Type: Exhibition case
Name: 1900s
Detail: Although more Americans could now hear their favorite tunes in the comfort of their own homes with Columbia and Victor gramophones, the turn of the twentieth century was still the heyday of theater-building to cater to travelling operas, operettas, minstrel troupes, ragtime, and the newest form of variety entertainment, vaudeville. A fusion of centuries-old cultural traditions including the English music hall, the minstrel shows of antebellum America, and Yiddish theater, vaudeville featured comedians, actors, musicians, singers, dancers, plate-spinners, ventriloquists, acrobats, animal trainers, and anyone who could keep an audience’s interest for more than three minutes.

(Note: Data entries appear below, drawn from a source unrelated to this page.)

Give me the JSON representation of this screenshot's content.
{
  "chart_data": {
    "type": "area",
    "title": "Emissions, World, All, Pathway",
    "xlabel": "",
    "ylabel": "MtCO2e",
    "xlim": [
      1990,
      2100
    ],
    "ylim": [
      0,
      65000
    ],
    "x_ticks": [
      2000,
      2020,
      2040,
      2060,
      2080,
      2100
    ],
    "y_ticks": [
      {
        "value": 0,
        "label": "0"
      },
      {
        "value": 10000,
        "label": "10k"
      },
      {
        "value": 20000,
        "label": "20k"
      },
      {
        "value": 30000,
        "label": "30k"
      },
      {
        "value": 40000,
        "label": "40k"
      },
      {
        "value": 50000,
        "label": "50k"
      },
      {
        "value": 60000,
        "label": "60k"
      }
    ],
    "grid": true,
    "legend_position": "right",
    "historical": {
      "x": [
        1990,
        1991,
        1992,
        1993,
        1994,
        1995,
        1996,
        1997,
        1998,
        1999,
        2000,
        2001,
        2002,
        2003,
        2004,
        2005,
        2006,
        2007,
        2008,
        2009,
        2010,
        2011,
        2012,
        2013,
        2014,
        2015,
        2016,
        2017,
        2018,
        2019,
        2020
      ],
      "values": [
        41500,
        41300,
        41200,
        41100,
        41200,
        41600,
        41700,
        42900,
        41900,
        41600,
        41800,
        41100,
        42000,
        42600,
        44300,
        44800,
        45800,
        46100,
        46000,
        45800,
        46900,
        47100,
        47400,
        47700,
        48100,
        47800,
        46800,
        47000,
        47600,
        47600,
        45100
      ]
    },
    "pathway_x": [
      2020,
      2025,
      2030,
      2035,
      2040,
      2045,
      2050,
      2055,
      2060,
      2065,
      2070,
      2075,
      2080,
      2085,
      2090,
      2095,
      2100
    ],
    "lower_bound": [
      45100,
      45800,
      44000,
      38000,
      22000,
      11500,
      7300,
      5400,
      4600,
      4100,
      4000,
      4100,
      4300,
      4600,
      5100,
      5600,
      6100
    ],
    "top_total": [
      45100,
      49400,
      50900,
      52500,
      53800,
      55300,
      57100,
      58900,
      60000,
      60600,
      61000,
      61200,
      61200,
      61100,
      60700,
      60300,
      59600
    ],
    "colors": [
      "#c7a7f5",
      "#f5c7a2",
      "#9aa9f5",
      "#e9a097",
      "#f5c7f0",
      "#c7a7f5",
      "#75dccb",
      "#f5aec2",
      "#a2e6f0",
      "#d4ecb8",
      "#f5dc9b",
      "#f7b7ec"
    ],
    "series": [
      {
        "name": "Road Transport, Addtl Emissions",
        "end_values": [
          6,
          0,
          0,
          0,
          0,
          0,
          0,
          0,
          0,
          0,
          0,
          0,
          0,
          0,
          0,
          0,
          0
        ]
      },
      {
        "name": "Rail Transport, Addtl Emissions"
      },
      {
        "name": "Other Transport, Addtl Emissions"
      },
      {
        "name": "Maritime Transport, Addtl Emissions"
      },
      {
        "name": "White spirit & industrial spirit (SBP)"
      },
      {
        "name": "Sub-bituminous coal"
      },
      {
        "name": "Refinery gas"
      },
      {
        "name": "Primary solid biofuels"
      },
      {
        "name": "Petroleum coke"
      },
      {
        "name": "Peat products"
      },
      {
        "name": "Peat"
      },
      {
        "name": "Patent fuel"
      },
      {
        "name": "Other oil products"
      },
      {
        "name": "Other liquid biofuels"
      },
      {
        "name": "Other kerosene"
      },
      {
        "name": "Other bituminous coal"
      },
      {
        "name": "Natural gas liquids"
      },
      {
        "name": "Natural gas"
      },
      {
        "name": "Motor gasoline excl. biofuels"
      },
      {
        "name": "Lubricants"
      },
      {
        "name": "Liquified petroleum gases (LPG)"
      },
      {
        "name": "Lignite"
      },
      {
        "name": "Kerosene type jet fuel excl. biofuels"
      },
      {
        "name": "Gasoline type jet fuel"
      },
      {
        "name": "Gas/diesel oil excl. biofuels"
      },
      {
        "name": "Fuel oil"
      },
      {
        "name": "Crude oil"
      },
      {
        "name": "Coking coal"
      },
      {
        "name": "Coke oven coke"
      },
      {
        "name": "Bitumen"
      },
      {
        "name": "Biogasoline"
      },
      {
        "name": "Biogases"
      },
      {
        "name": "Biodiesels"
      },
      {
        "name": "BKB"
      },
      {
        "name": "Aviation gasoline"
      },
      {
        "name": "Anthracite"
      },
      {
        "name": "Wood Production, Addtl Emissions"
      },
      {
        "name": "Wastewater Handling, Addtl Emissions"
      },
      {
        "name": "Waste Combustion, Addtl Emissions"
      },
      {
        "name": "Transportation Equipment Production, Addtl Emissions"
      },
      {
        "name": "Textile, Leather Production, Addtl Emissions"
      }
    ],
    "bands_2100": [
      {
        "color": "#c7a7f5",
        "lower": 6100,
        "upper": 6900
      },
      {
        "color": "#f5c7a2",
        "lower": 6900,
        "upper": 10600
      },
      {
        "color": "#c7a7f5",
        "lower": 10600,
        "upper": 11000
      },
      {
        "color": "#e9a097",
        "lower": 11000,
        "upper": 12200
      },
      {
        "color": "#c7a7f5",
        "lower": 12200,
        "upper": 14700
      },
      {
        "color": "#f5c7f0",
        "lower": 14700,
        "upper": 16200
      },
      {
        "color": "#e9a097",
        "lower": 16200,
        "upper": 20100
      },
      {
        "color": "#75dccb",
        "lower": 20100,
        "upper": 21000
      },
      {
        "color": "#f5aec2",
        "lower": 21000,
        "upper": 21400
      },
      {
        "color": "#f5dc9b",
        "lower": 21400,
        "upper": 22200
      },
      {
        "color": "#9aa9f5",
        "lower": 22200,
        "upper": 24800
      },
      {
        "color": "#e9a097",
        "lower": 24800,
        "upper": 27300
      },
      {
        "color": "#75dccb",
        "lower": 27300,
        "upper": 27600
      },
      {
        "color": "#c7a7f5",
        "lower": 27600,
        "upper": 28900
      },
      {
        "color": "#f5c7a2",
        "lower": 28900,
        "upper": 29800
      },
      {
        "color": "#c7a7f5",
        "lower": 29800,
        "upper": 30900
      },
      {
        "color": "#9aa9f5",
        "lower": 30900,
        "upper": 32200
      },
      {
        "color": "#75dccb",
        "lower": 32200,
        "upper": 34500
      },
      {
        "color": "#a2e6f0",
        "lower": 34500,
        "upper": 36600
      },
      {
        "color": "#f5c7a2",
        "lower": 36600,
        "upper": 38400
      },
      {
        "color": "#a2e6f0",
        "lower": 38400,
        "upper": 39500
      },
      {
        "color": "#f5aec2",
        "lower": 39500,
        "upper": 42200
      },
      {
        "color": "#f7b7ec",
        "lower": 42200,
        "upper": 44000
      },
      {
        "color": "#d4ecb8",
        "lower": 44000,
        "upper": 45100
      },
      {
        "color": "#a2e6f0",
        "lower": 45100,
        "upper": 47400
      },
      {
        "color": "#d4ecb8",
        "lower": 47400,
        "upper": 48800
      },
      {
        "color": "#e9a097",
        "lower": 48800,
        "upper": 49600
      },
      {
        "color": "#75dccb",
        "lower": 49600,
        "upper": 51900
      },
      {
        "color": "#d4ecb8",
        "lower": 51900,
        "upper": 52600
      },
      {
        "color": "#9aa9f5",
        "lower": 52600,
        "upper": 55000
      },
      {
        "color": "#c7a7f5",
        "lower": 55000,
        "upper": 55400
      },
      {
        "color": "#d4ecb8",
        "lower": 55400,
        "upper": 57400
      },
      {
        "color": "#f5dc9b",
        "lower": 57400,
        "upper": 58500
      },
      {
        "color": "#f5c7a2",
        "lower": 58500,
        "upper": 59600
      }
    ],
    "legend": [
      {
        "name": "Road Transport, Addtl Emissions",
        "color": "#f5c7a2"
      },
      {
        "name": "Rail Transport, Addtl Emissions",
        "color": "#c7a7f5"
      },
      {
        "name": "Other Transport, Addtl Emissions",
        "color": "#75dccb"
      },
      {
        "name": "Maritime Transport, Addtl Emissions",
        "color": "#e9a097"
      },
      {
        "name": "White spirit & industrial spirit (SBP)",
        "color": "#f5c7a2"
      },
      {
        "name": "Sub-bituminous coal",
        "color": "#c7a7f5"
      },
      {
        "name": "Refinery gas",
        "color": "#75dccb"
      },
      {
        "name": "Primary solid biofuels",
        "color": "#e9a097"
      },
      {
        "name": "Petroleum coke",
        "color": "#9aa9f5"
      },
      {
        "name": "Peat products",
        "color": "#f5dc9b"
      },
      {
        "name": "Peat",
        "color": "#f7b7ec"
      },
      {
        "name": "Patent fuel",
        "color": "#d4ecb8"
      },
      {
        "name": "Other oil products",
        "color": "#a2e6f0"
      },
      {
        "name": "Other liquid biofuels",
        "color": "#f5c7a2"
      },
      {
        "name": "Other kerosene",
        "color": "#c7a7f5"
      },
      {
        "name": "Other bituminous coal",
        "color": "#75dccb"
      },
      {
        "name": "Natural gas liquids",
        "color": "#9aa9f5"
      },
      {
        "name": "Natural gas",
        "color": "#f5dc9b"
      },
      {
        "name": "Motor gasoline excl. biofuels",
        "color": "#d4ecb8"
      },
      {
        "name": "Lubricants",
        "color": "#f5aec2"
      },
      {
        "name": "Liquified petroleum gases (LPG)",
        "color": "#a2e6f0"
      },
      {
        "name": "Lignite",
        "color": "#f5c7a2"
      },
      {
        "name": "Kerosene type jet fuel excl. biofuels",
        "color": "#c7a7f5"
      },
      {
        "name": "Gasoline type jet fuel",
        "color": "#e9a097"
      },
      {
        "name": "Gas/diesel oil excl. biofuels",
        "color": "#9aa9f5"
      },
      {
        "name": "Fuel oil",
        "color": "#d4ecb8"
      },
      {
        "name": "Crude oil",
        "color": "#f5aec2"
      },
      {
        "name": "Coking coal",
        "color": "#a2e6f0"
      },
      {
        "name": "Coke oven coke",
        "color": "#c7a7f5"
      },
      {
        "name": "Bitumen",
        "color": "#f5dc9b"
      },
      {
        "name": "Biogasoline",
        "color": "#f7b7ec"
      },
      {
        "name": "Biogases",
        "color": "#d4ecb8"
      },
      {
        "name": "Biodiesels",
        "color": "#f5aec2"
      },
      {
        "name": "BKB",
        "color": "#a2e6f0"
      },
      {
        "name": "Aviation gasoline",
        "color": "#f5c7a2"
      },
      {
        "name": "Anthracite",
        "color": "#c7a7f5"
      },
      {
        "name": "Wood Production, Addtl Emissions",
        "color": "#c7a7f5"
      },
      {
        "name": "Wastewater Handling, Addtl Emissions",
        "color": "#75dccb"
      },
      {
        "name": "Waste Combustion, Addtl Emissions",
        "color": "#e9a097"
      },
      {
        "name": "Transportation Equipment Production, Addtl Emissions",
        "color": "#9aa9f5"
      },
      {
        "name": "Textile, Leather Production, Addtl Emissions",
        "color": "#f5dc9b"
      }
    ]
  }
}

During this period, New Brunswick would witness the erection of four new theaters: the Shortridge, the Strand, the Bijou, and the new Opera House. After the Masonic Opera House tragically burned down in December 1896, New Brunswick was without a theater until November 21, 1900, when Richard S. Shortridge’s Theatre opened on Liberty Street with Charles H. Hoyt’s New Jersey farce A Day and a Night. The property was quickly bought out in a joint venture by the Belasco-Fiske-Shubert Opera House Company; a decade after the original was destroyed, the new Opera House opened in August 1906 on the Liberty Street site. Decorated with minimalistic green Art Nouveau designs on a white background to give a “spacious and rich effect,” the new performance hall could comfortably seat over 1,200 for entertaining vaudeville sketches, photo-play pictures, kinemacolor motion pictures, and parody operettas like In a Japanese Tea House (1915). Contemporaneously, the S & K Amusement Company transformed the ruins of the Masonic Opera House into the Strand Theatre. A little further down George Street, Benjamin W. Suydam raised the small Bijou Theatre to show twice daily vaudeville sketches accompanied on pianos made by its neighbor Mathushek & Son.